- Also called: कोजगरा
- Observed by: Maithil Brahmin, Maithil Kayasthas
- Type: Ethnic
- Date: Sharad Purnima
- Frequency: Annual
- First time: Treta Yuga
- Started by: King Janaka for Lord Rama

= Kojagra =

Festival in Mithila

Kojagra (Maithili: कोजगरा) is a special festival of the Mithila region in the Indian subcontinent. It is a sanskar ritual for the newly married couples among the communities of the Maithil Brahmins and Kayasthas. It is celebrated on the occasion of Sharad Purnima in the Hindu month of Ashvin.

== Etymology ==
The word Kojagara is primarily associated with the Nakshatra Pati (King of constellation) Moon. The indic term Jagra is considered the moon's rays, derived from the words "jagaran" and "ku" which becomes "ko" related to the nectar-like rays of moonlight. This means that the full moon is celebrated as the day of awakening in its nectar-like rays.

== Description ==
Kojagra is a sanskar ritual associated with the tradition of the Maithil Vivah among the communities of Maithil Brahmins and Maithil Kayasthas. It is a Lokaparva of the Mithila region. In the festival of Kojagra, a Bhaar of fruits, sweets, Khaajaa, Makhana, Batasha and Paan, etc is sent from the house of newly married brides to the house of newly married grooms. The rituals of the festival are performed at night. In the evening, the groom dressed up in the clothes brought from his in-laws' house, then the women of his house and society perform Chumavan ritual with him. Similarly, at least five the elder men of his family or society impart blessings by chanting Durwaksht Mantra. After the Chumavan ritual, the groom plays a game of Pachchisi with his brother-in-law. For this, cowries and dice come from the family of bride house only. The loser gives a gift to the winner. During this game, a gathering of Maithili folk songs and music is also performed by the women. After the completion of the rituals procedure of the Kojagara festival, there is a tradition of distributing Makhana, Batasha and Paan (betel leaves) among the people of the society in the night. The festival of Kojagra is treated as the symbol of social harmony in the region. On the occasion of Kojagra, a sacred feast for Brahmins Bhoj is also organised by the family of groom in the night.

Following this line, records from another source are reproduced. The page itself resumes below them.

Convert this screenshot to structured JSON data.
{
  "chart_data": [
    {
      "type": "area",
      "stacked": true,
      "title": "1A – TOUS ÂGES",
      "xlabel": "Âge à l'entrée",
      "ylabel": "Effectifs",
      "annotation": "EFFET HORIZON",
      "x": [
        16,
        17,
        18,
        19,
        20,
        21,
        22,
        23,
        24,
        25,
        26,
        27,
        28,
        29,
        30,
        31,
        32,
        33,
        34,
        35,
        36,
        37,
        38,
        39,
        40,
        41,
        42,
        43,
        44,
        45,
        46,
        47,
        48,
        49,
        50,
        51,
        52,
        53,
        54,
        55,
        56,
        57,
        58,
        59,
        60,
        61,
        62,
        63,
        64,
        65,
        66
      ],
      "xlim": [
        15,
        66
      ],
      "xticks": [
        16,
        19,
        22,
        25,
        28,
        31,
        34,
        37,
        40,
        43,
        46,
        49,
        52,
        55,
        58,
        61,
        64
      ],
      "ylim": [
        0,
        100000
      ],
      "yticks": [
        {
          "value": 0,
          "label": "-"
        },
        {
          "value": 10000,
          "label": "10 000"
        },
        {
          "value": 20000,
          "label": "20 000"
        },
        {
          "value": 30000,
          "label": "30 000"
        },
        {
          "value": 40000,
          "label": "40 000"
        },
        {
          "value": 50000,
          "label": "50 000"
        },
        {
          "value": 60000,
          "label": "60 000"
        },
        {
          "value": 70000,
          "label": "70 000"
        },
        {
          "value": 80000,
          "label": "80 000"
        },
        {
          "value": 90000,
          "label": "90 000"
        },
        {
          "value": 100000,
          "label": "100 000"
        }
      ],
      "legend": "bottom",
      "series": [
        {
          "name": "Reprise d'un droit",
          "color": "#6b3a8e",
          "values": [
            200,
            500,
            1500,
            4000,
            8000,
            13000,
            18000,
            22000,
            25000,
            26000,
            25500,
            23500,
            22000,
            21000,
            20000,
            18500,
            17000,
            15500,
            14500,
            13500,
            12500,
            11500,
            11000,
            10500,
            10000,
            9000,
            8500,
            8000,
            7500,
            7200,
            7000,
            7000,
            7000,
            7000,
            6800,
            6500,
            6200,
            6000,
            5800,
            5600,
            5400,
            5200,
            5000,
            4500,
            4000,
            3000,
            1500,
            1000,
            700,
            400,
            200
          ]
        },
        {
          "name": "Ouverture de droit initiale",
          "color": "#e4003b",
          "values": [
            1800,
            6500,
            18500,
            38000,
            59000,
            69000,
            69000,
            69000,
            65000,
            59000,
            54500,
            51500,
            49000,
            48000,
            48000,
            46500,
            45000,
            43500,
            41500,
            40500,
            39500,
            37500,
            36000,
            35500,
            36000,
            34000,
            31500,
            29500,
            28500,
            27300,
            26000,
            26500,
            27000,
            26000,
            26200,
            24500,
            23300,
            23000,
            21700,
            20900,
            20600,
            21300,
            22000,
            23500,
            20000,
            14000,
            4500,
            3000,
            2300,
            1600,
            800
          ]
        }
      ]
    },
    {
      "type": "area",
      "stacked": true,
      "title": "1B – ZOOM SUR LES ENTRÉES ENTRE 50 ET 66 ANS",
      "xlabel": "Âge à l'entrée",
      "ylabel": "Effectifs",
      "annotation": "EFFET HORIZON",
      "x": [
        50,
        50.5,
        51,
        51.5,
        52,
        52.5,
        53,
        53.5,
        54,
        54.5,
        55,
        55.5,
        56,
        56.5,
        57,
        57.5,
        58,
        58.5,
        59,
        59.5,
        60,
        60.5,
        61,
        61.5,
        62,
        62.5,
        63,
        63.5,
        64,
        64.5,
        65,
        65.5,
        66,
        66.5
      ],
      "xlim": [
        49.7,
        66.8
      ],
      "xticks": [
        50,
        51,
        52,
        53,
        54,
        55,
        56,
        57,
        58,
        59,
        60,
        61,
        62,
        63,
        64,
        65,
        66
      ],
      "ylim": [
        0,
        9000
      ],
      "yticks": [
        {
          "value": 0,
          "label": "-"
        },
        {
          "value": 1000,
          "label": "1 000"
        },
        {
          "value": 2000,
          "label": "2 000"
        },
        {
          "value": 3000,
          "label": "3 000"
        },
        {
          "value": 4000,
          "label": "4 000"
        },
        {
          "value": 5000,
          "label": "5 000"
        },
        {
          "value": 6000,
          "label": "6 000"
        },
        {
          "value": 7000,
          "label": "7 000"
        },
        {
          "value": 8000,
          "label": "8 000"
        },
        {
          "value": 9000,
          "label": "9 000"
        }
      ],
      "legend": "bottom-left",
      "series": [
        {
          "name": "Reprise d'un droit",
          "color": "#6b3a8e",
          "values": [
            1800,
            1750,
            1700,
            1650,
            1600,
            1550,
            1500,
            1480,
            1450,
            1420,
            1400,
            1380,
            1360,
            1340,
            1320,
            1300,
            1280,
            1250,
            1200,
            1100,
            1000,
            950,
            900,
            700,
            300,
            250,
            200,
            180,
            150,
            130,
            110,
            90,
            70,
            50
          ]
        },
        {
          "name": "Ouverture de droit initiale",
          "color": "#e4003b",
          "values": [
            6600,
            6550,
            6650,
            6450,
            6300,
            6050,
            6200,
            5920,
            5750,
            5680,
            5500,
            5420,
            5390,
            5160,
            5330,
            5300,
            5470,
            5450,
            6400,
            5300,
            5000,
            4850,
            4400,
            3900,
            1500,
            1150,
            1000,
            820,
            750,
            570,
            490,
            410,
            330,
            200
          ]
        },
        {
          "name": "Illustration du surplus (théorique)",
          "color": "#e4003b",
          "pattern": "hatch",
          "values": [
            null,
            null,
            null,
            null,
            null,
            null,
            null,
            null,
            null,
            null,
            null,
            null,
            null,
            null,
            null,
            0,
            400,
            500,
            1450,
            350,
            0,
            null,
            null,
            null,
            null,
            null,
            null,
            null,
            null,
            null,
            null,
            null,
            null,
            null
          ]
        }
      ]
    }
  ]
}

=== Importance of Makhana ===
Makhana has special importance in the festival of Kojagra. On this day, makhana porridge, which is full of nutritional properties, is prepared and kept in the moonlight overnight, giving it immortality, and then it is fed to the newly married man so that he remains free from all diseases and lives a long life.

== Legend ==
The main deity of the Kojagra festival is Goddess Lakshmi. In the festival, Annapurna form of the Goddess is worshipped. According to legend, the Goddess Annapurna starts residing in the house from the night of Kojagra festival of Ashvin month. It is said that worshipping the Annapurna form of the Goddess sincerely in the night of Kojagra, there is happiness, prosperity and peace in the house and food crisis never comes in the house. With this belief, the Goddess Annapurna is worshipped in every house of the Maithil people in that night.

The tradition of celebrating Kojagra has been going on from ancient times in the folk culture of Mithila. It was originated from the court of King Janaka in Mithila. According to legend, it was started by the King Janaka in Treta Yuga for his son-in-law Lord Rama. The first Kojagara was performed by the King Janaka for Lord Rama. It is said that the King Janaka performed the Kojagara puja for his son-in-law Rama and daughter Sita and sent betel (paan) leaves, bananas, makhana, and laddus as gifts for Rama. Since then, this festival of Kojagra has been celebrated in the Mithila region.

The festival Kojagra is also related to the Samundra Manthan story of Puranas. In the Samundra Manthan (churning of the ocean) story as described in various Puranas written by Vedas Vyasa, Goddess Lakshmi emerged on the full moon day of Ashwin Shukla Paksha. There is a classical belief that this date should be specifically celebrated as the day for worshipping Goddess Lakshmi. According to Puranas, Lord Chandradeva and Goddess Lakshmi originated from the ocean, both are considered to be siblings. In the festival, Lord Chandradeva is also very important and worshipped. As evident from the Vedas and Ayurveda shows that the medicinal properties of all the trees and plants on earth are transmitted to them only through the moon rays. Similarly in the text Bhagawad Geeta, Lord Krishna, while preaching to Arjuna, said, "Nakshatranamah Shashi," meaning, "I am the moon, chief among all the stars."

During this festival, which occurs after the end of the rainy season, the sky is completely clear and its rays, full of medicinal properties, fall directly on the earth. Based on these beliefs, Kojagara festival is celebrated with special importance on this date in Mithila.